Argentina deepwater oil drilling plan sparks backlash

  • : Crude oil, Natural gas
  • 22/01/05

Argentina's oil industry is defending frontier deepwater exploration from an environmental backlash after the government authorized Norway's Equinor to carry out seismic studies in three offshore blocks.

Hundreds of people gathered in the coastal city of Mar del Plata and other cities around the country yesterday to protest the government's 30 December authorization.

Mar del Plata's mayor, Guillermo Montenegro, questioned the decision and has vowed to go to court to block the seismic work. The Buenos Aires province city is a hotspot for local tourism.

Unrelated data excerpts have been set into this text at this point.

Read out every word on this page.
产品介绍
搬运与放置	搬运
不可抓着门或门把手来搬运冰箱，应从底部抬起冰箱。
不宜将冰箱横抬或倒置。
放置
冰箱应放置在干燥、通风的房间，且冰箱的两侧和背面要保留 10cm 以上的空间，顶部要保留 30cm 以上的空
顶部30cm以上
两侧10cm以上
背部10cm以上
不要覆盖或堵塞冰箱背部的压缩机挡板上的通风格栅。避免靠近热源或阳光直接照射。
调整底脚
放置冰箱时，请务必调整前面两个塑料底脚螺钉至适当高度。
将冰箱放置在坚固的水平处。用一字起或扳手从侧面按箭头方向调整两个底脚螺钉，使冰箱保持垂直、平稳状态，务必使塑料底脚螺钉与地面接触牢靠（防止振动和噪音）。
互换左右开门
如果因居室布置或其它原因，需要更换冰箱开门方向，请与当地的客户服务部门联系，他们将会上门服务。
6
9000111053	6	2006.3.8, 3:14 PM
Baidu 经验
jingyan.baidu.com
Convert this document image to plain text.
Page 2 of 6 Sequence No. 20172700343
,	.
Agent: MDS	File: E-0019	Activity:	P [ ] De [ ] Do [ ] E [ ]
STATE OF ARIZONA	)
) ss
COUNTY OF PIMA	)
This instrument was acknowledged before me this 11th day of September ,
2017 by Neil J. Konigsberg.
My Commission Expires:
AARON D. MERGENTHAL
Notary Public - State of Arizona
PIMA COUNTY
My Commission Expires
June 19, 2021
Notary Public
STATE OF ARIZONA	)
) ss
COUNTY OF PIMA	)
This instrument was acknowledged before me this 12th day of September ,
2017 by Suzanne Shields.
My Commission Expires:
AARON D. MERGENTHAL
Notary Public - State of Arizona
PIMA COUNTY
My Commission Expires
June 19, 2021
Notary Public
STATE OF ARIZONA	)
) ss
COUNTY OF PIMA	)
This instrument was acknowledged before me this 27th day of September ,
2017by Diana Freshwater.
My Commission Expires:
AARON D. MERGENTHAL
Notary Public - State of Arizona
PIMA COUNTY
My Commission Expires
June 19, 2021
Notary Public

On 30 December the government cleared Equinor to shoot seismic on offshore blocks CAN_100 and CAN_108, located 307km (190.8mi) off Mar del Plata, and CAN_114, located 443km from the coastal city.

Operator Equinor holds a 35pc stake in CAN_100. Argentina's state-controlled YPF has 35pc and Shell 30pc. CAN_114 is split 50:50 between Equinor and YPF while Equinor holds 100pc of CAN_108.

Equinor obtained the stakes in the three blocks — located in the North Argentina basin — in a 2019 tender that awarded a total of 18 offshore blocks to 13 companies. The tender was designed to encourage exploration in a part of the country that has long been overlooked because of high costs.

"This is a fundamental step to put into value the hydrocarbon resources within the Argentinian seabed, and with it, reaffirming sovereignty over our maritime territory," energy secretary Dario Martinez said.

Amid the opposition from environmentalists and other sectors, the Argentinian Oil and Gas Institute (IAPG), which is made up of oil companies including Equinor's local subsidiary, defended offshore activity, emphasizing that it has been underway for decades.

Around 17pc of the natural gas that Argentina currently produces comes from 36 offshore wells in the Austral basin. All but one of those wells are in shallow waters of less than 100m (328ft).

A total of 187 offshore wells have been drilled in Argentina since the 1930s, IAPG said.

"There is currently an unprecedented assault against hydrocarbons that currently represent half of the global energy consumption," IAPG said.

Equinor, which entered Argentina in 2017, was not immediately available to comment.

The firm has stakes in eight offshore blocks in Argentina, six of which it operates. It recently relinquished two blocks it operated in Argentina's Vaca Muerta shale play as part of a strategy to focus offshore and leave operation of unconventional areas to local partners.

Equinor still holds non-operating stakes in two Vaca Muerta blocks operated by YPF: Bandurria Sur and Bajo del Toro.